The four-disc braking allowed you to go deep into the comers and with the six cylinder engine, providing you used the auto firmly, instructing it clearly that you wished to hustle along, allowed the straights to be swallowed up quickly. The ride quality for a car of this size was remarkably good, much of the credit going to the effective multi-link rear suspension
which not only controlled brute forces effectively, but also ensured the tyres
remained in contact with the bitumen under just about any conditions. The four speed automatic, once one of the better systems available, was when fitted to the 190 starting to show its age. By comparison to the electronically-controlled iterations then going, such as that fitted to the VS Commodore
for example, the Mercedes system felt sluggish and not capable of extracting the best from the car.
The mini-Benz, which has established itself in Australia and overseas as a legitimate member of the family, underwent some important changes in 1989. Most significant of these was a major redesign of the rear compartment which improved accommodation in an area which has drawn criticism since the 190 was first released in 1983. Mercedes improved the rear seat legroom by 20mm via a major redesign which involved the rear cross member, the rear firewall, the floor above the axle and the fuel tank. The rear seat cushions were also redesigned to give a softer feel and used foam, rather than spring construction. Front seats retained springs for their better air circulation properties, but were made softer and better-shaped. The effect of all this was to make the rear seat of the 190 available for serious use by adults. Previously, to carry adults in the back, you had to compromise front seat legroom.
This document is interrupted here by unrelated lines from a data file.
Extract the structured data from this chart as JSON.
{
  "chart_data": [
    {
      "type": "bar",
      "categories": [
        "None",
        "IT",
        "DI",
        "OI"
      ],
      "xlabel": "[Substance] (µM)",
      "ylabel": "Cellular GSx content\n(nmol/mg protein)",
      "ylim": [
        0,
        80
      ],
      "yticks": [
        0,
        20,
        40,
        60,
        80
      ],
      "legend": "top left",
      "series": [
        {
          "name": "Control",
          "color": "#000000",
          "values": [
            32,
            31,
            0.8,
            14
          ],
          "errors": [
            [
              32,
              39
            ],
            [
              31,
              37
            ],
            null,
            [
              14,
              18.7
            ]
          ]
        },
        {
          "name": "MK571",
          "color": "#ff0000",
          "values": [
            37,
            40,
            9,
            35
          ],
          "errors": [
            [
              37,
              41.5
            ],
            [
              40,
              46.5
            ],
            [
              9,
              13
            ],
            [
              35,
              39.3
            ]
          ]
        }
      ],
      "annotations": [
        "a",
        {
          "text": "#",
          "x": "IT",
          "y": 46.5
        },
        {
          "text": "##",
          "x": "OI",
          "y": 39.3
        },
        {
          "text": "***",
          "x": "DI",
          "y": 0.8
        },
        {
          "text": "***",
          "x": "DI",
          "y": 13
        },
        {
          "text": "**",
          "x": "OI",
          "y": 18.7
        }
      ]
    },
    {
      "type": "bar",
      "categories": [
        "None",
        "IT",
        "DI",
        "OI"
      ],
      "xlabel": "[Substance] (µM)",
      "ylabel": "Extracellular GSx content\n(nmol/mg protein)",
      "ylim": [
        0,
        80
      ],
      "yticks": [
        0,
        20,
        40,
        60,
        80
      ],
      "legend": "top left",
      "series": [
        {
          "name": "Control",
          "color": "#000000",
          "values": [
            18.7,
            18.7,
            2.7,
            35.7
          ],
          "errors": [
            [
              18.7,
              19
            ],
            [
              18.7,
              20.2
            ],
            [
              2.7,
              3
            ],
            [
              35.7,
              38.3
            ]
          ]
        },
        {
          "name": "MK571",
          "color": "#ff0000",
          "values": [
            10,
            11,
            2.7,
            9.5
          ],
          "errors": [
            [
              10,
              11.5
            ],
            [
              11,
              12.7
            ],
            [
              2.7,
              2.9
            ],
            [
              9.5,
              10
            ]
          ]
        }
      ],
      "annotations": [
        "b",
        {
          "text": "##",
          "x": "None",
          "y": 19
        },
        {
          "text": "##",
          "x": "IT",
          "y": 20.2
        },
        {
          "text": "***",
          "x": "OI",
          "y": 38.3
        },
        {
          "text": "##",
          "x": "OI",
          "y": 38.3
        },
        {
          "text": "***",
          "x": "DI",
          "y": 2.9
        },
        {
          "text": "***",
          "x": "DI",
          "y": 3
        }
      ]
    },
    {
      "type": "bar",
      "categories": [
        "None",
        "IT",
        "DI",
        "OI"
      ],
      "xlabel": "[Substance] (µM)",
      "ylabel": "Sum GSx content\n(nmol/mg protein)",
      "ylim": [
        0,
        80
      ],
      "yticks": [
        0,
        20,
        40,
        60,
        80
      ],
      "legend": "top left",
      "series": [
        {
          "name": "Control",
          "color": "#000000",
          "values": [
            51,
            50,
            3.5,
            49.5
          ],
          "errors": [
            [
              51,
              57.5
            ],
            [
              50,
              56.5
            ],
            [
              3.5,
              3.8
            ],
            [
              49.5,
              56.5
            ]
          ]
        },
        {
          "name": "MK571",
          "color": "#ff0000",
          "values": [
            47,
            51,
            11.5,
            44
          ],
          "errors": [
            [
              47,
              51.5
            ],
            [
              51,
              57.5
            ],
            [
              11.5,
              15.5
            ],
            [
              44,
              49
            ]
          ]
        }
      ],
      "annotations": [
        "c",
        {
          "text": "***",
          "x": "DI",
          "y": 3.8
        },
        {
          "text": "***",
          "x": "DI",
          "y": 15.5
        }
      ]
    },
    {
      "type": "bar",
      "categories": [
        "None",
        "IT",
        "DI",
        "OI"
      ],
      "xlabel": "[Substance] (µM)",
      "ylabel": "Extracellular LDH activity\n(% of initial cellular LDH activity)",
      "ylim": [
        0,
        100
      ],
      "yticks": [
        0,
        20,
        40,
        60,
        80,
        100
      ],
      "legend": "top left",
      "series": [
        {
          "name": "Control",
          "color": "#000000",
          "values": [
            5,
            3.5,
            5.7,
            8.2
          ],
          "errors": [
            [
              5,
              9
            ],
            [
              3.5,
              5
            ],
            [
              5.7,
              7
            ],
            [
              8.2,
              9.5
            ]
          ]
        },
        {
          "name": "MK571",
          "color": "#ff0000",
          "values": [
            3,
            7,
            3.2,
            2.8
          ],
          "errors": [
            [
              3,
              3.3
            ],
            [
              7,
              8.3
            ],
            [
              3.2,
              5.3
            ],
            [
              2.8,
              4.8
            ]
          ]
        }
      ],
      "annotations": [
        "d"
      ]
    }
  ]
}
The updated 190s could be easily picked from outside too. Both models had redesigned front and rear aprons which improved the aerodynamics
. The new front apron was claimed by Benz to reduce lift by 20 per cent while improving crosswind and straight line stability. The 35mm deeper rear apron also improved airflow over the rear of the car. The side view of the 190 was also changed, with deep colour-keyed polyurethane side panels extending down from the previous rubbing-strip to improve resistance to stone-chipping and simplify repair of minor dents or scratches. The whole panel could be clipped off and easily replaced.
All these things were very subtle, but were in keeping with the philosophy employed at Mercedes: don't change anything without good reason. All the changes to the 190 added up to make it a better car than before and although the prices remained at a level which required a deep in-taking of breath before you phoned the bank manager, they were at least unchanged in the 1989-spec models compared to 1988.